On the question of wines from the eastern United States, however, I went along with the conventional wisdom for a long time. Wines from New York, Pennsylvania, and elsewhere in our region were dismissed as overly sweet, amateurish, made from cloying native grapes. With some exceptions, the reputation was deserved. Winemakers attempting to use their old-world, homestyle techniques in commercial production got mixed results.
Now the wine world has changed for the better. In recent years, a younger generation of educated, tech-friendly winemakers has studied state-of-the-art agriculture at our state universities or abroad. Priced out of West Coast real estate, or relegated to grunt work at the big California wineries, they’ve taken up the cause of fine wine in the eastern United States. Just one example: try the wines of Mazza Vineyards, where after studying winemaking in Australia, Mario Mazza helped raise the bar at his family’s very successful Erie winery.
Don’t bother looking for New York syrah or Virginia zinfandel — with our harsh winters and short growing season, we’ll never produce the hearty reds of warmer climes. But varietals native to Northern Europe thrive in our weather. And the northern winemaking style works for those of us who want to taste the fruit in wine, not the overpowering oak that typically accompanies big reds.
Here are some delicious wines from our part of the world. Though they are in limited production, most are available at Premium Collection PA Wine & Spirits Stores, or online at finewineandgoodspirits.com. Of course, the wines are always for sale at the wineries — and the good news is, they’re not that far away.
Dr. Konstantin Frank Riesling, or, from his secondary label, Salmon Run Riesling (price varies by wine and vintage). These are among the country’s most decorated wines, and rightfully so. Frank was the first to plant native European varieties — notably riesling, but also gewürztraminer, pinot noir and others — on the shores of New York’s Finger Lakes, leading the revolution in eastern U.S. winemaking away from our native Niagara and Concord grapes.
Millbrook Winery, in New York’s Hudson Valley, is starting to get some great press. Millbrook winemaker John Graziano, a Cornell grad, produces a lovely Tocai Friulano, a crisp, mild white in the Northern Italian style. Look for 2009, the most recent vintage available ($16.99).

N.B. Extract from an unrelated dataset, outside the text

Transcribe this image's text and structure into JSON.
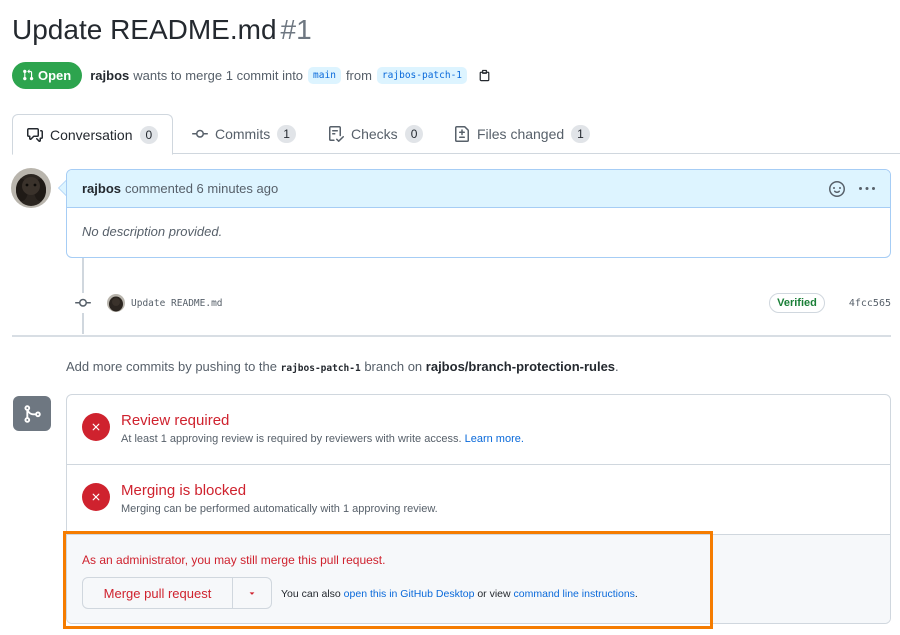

In Virginia, where it’s a few ticks warmer, Barboursville Vineyard produces some decent red European varietals, such as cabernet and sangiovese. I wouldn’t discourage a trip to their beautiful winery in the foothills of the Blue Ridge Mountains to try them. Barboursville pinot grigio ($14.99) and chardonnay ($16.99) are available in select Pennsylvania stores.
Don’t overlook Chaddsford, the groundbreaking Chester County winery. Each year around this time I relish opening a bottle of their spring wine ($10.99), typically a refreshing, flowery blend of the hybrid white grapes vignoles, vidal blanc and seyval blanc. Winemaker Eric Miller works with a wide range of varietals, including chambourcin, the native American red grape that can come closest to the fullness and body of California cabs or pinots, but Chaddsford’s lighter wines are the best reflection of this local winemaker’s art.
Doug Morehead, one of the founders of Presque Isle Wine Cellars, heads the most progressive winemaking family business in Pennsylvania. Like Konstantin Frank, he was an early adopter of European varietals, planting them alongside of Lake Erie. Like Dr. Frank, Presque Isle produces a splendid riesling. Presque Isle’s is semi-dry ($11.99).
Subarashii Kudamono doesn’t sound like a wine from northeastern Pennsylvania, does it? Yet they make wonderful wines from Asian pears grown in our own Lehigh Valley. The juice is actually turned into wine by some very talented winemakers in Michigan, but the results — a unique soft and off-dry table wine in the riesling style ($13.99), and a honey-rich fortified dessert wine ($24.99) — are so wonderful, I’m going to claim them for my home state.